As the procession reaches the outskirts of the village the women waiting there washes the feet of the Pahan and sprinkles water on him from the pitcher. It is believed that the more water they pour on the Pahan the more rainfall they would receive. It is for this reason that the Pahan is called Pahar Raja on that day. After the feet are washed the Pahan is taken to his home. Upon reaching he fixes a sal blossom in the house door and distributes it to others present as a blessing. In certain villages the Pahan visits house to house distributing sal flower. In return he gets a few coins. During the evening hours a Munda woman from each family visits the Pahan's house with a jug of water and some oil. She washes the feet of the Pahan anoints them with oil and again washes them with water. She gets a cup of rice beer in return and comes back to her home.
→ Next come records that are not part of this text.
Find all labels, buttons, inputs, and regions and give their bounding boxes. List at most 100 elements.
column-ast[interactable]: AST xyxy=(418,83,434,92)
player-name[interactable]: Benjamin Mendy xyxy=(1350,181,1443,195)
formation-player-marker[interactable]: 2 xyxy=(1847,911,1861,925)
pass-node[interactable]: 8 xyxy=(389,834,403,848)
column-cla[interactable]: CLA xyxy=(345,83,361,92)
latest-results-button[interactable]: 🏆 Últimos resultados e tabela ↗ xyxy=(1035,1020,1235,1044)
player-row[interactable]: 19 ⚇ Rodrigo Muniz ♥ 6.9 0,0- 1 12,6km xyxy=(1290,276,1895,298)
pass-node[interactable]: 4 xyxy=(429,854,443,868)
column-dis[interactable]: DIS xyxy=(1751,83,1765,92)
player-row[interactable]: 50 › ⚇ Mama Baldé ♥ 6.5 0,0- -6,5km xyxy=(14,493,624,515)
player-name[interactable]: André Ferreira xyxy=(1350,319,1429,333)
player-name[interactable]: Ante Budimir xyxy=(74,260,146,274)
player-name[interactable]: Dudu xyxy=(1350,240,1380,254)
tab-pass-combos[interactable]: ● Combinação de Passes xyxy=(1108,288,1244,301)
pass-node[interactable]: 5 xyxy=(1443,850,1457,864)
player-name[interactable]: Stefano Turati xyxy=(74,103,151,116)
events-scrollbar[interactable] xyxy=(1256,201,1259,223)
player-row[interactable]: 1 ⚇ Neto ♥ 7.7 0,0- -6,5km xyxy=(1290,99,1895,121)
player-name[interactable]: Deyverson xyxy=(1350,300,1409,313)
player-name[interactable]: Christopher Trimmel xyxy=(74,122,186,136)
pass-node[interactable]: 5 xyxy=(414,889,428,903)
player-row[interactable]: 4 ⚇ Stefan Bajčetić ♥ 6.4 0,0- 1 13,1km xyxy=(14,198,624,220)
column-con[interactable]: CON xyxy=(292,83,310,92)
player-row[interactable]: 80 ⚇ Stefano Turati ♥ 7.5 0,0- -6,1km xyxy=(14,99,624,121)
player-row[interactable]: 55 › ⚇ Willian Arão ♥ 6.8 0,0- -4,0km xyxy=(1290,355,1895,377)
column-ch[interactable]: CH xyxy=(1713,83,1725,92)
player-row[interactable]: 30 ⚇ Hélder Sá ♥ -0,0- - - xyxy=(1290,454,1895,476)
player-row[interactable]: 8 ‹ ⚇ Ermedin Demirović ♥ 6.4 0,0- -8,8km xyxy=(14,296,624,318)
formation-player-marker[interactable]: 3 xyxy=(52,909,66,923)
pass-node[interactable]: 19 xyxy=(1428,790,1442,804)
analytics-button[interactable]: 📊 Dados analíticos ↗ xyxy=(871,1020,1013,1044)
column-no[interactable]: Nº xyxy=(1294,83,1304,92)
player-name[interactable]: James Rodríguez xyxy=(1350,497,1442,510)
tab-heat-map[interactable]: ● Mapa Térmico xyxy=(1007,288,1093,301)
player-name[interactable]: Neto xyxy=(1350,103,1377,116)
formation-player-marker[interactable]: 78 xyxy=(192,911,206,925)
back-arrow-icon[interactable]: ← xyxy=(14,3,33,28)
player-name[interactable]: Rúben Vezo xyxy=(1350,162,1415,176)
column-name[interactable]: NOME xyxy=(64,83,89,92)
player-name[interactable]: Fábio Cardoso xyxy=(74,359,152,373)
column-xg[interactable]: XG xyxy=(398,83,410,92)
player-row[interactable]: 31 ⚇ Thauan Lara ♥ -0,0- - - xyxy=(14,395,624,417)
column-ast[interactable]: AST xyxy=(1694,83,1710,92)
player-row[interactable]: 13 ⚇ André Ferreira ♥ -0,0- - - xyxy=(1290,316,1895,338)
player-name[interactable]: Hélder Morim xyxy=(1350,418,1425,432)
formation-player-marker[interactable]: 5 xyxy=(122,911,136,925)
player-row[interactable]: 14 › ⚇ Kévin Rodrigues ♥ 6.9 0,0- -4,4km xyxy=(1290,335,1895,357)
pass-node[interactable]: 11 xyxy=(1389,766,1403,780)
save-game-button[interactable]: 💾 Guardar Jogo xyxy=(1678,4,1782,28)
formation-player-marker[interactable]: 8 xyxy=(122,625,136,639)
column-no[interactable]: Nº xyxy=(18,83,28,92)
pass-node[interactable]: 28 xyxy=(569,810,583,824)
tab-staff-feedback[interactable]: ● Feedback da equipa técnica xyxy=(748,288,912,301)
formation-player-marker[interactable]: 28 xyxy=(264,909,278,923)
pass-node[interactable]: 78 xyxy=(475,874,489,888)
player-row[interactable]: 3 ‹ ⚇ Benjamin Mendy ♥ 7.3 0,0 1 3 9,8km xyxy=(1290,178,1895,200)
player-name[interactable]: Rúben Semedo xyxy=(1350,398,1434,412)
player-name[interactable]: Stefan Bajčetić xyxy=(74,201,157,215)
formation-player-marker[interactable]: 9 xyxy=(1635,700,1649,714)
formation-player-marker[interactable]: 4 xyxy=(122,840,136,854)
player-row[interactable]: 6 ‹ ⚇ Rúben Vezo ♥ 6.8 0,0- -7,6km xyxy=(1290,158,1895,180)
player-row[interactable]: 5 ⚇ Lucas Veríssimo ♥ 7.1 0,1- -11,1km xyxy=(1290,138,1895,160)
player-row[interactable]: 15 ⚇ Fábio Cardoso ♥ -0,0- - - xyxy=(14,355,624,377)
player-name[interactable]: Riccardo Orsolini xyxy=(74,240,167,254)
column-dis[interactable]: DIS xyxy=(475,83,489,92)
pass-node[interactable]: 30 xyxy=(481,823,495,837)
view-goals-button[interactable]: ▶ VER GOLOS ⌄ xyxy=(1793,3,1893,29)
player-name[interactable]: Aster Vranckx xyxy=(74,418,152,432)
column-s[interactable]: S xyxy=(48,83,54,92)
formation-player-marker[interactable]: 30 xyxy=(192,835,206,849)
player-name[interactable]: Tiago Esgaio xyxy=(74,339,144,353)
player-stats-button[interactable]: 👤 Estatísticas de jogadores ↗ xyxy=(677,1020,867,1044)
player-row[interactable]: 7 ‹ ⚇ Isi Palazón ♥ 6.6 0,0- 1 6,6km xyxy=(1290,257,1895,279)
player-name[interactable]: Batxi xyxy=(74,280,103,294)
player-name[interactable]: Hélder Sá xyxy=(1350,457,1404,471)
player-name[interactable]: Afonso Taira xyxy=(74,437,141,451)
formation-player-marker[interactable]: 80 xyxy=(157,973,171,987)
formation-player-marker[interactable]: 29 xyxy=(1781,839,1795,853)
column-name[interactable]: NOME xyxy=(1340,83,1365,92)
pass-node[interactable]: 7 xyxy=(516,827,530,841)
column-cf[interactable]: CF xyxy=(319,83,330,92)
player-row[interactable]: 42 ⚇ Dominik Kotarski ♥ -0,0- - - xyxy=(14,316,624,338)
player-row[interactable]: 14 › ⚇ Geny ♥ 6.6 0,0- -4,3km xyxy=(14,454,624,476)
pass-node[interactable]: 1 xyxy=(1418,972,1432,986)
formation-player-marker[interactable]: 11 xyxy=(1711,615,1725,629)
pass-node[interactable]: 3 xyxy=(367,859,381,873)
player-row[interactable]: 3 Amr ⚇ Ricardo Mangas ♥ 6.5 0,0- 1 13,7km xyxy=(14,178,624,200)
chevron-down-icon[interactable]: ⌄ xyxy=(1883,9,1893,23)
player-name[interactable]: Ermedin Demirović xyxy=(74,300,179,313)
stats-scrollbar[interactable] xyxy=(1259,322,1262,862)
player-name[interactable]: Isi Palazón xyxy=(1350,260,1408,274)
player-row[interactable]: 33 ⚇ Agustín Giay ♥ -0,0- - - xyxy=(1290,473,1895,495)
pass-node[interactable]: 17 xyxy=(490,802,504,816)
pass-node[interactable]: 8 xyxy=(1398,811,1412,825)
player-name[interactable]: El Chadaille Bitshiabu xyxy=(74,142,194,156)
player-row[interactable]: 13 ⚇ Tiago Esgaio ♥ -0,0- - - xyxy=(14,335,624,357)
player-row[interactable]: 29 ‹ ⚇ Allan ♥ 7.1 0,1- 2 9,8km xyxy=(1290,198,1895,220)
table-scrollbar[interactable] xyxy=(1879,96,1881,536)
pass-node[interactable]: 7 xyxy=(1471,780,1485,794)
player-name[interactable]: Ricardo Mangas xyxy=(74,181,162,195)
On the day of Sarhul and the day preceding it is considered as a taboo for the villagers to plough the field. Thus, the celebration of the Ba-parab ushers in joy and merriment and is early waited for by the villagers. The blossoming of the sal brings in jollity as the villagers burst into singing songs such as:
"Isu duku suku tebu feweh nam tada,
Sona lekan ba chandu mulua kana,
Kami udam duku teby seler nam tada,
Rupa lekan ba chandu setera kana.
Sona lekan ba chandu mulua kana, Munu potom bandi bata hodoro jana,
Rupa lekan ba chandu setera kana, Kere bore kaluti dubao jana.
Niyatin moririgare chakatiri sanain
Munu potom bandi baba hodoro jana,
Hiyatin moningare chaktur sanain
Kere bore kaluti dubao jana" After a long sorrow and pleasure the Sarhul has arrived and the golden moon of the Sarhul has arisen. After a good deal of labour, pleasure and sorrow we have come (up to this position) and the silvery moon of the Chait has arisen. The golden moon of the Sarhul has arisen but the paddy of the new store has exhausted, the silvery moon of Chait has arisen but the hens are no more. We are anxious that the paddy of the new stock has exhausted, we are wondering that the hens are no more. Children also remain eager to participate in the festival.
The Mundas believe that the Sarhul or Ba Parab is celebrated in memory of the ancestors while others believe that it is celebrated in memory of the marriage of the Mother Earth and Sun God.